What does all this mean for the future of management? Does AI’s ability to master some strategy-based games at the highest level speak to the technology’s potential to, one day soon, design and execute business strategy better than humans?
Business as a video game
DeepMind’s victory at Go in 2016 made big news because Go is significantly more complicated (in terms of possible moves) than chess, and the algorithm dealt with this challenge by learning from past games, rather than being pre-programmed with the solution. Yet, the complexity of modern business decisions, with their multitude of variables and actors, may outpace that of Go by as much or more than the extent to which Go dwarfs chess.

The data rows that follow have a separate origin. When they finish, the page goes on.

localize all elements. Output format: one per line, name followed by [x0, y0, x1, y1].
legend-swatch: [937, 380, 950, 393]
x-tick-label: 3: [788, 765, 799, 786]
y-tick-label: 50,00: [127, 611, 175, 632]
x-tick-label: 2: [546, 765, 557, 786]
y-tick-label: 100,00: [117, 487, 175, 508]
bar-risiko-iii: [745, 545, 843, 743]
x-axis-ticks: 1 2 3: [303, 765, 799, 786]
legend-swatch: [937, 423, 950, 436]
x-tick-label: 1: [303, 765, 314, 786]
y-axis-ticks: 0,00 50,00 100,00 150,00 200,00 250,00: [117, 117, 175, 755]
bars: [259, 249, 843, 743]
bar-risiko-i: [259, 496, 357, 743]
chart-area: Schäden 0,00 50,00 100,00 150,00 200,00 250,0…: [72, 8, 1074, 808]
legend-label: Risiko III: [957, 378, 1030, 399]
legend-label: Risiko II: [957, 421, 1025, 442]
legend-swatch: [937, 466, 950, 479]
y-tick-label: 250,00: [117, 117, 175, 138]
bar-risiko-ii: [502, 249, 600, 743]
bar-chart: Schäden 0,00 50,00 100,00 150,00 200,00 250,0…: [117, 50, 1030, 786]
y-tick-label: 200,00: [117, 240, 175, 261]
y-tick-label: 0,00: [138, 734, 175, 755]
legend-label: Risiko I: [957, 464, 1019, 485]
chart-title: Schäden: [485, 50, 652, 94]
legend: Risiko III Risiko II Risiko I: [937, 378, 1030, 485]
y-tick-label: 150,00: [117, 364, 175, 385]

In an attempt to better train their bots for the vagaries of real life, leading AI developers have lately turned their attention to the more dynamic, less orderly world of multi-player, team vs. team online video games. Earlier this year, DeepMind’s AI bots trounced professional human players at real-time sci-fi strategy game StarCraft II ten matches in a row. And over the past couple of years, five OpenAI neural networks working in concert have scored a string of victories against highly reputed human teams at the multi-player battle game Dota 2.
Sceptics might argue that the difference between Deep Blue and DeepMind et al. is smaller than it seems, because even an autodidact AI doesn’t know it’s playing a game. Humans excel at finding ways to apply existing skills in new contexts; robot expertise is more literal and system-specific. In the absence of voluminous data for AI to absorb, smart humans may be at an advantage. The burgeoning paradigm of transfer learning, however, promises to narrow that gap by furnishing bots with the ability to use their knowledge more flexibly. For example, to compensate for a shortage of real-world driving data, OpenAI has reportedly been using the video game Grand Theft Auto to train self-driving cars. Transfer learning may represent the necessary (but tentative) first steps on the path leading to “artificial general intelligence”.
But the path is very likely a long one. Analysing this year’s StarCraft II matches, observers have noted that AlphaStar, DeepMind’s AI player, outperformed its human opponents at both formulating and executing strategy. When its battle plan was flawed, AlphaStar could still win through speed and icy mathematical precision, aided by an all-encompassing view of the game-play map that humans – dependent on eyes, hands and a mouse – could never hope to match. In a sportsmanlike gesture, the bot’s sweeping vision was restricted to one window at a time (replicating our optical limitations) in the final bout – and it lost. At least some of the advantage of AI at games is simply this unimpaired sight, which may be much harder to replicate in business contexts.
Strategy and sociability
In defence of Homo sapiens, one could also argue that computers may supersede us strategically but never socially. Without the ability to coordinate with one another, AI would lack our talent for mounting multi-pronged approaches to challenges. But according Julien Clément, who studied Dota 2 professional teams for his INSEAD PhD dissertation, coordination may be the very reason why AI beats us at team games. Clément notes that the OpenAI Five won by applying complex strategies which humans don’t dare to implement because coordinating closely in real-time is too cognitively challenging. For instance, instead of having a fixed division of labour like human teams, the AI fivesome rapidly and repeatedly switched the allocation of roles among players. Hence cooperation may thrive amongst bots even more than beasts. We can see glimmers of the coming age of collaborative algorithms in the decentralised ecosystem that is currently forming at the nexus of blockchain and AI. For example, some predict that “smart contracts” pegged to blockchain activity may enable far-flung neural networks to work together to repair flaws and inconsistencies in the legal system.
If you are a manager in need of some consolation by now, INSEAD professor Pushan Dutt points out that for managers to be truly replaced by AI, humans would have to disappear from organisations, and that seems unlikely to happen anytime soon. “There’s no smooth path from all humans to all algorithms,” Dutt says. And as long as there is a need for humans, there will be – to some degree – a need for human managers. No matter how well bots may mimic our writing and speech, human beings have shown strong resistance to being motivated and persuaded by AI. “The ultimate advantage of human decision making,” says Phanish Puranam, “may well be that it is human – it produces decisions acceptable to fellow humans because of its human origins.” If that’s true, the human touch that managers bring to their job is their own best defence.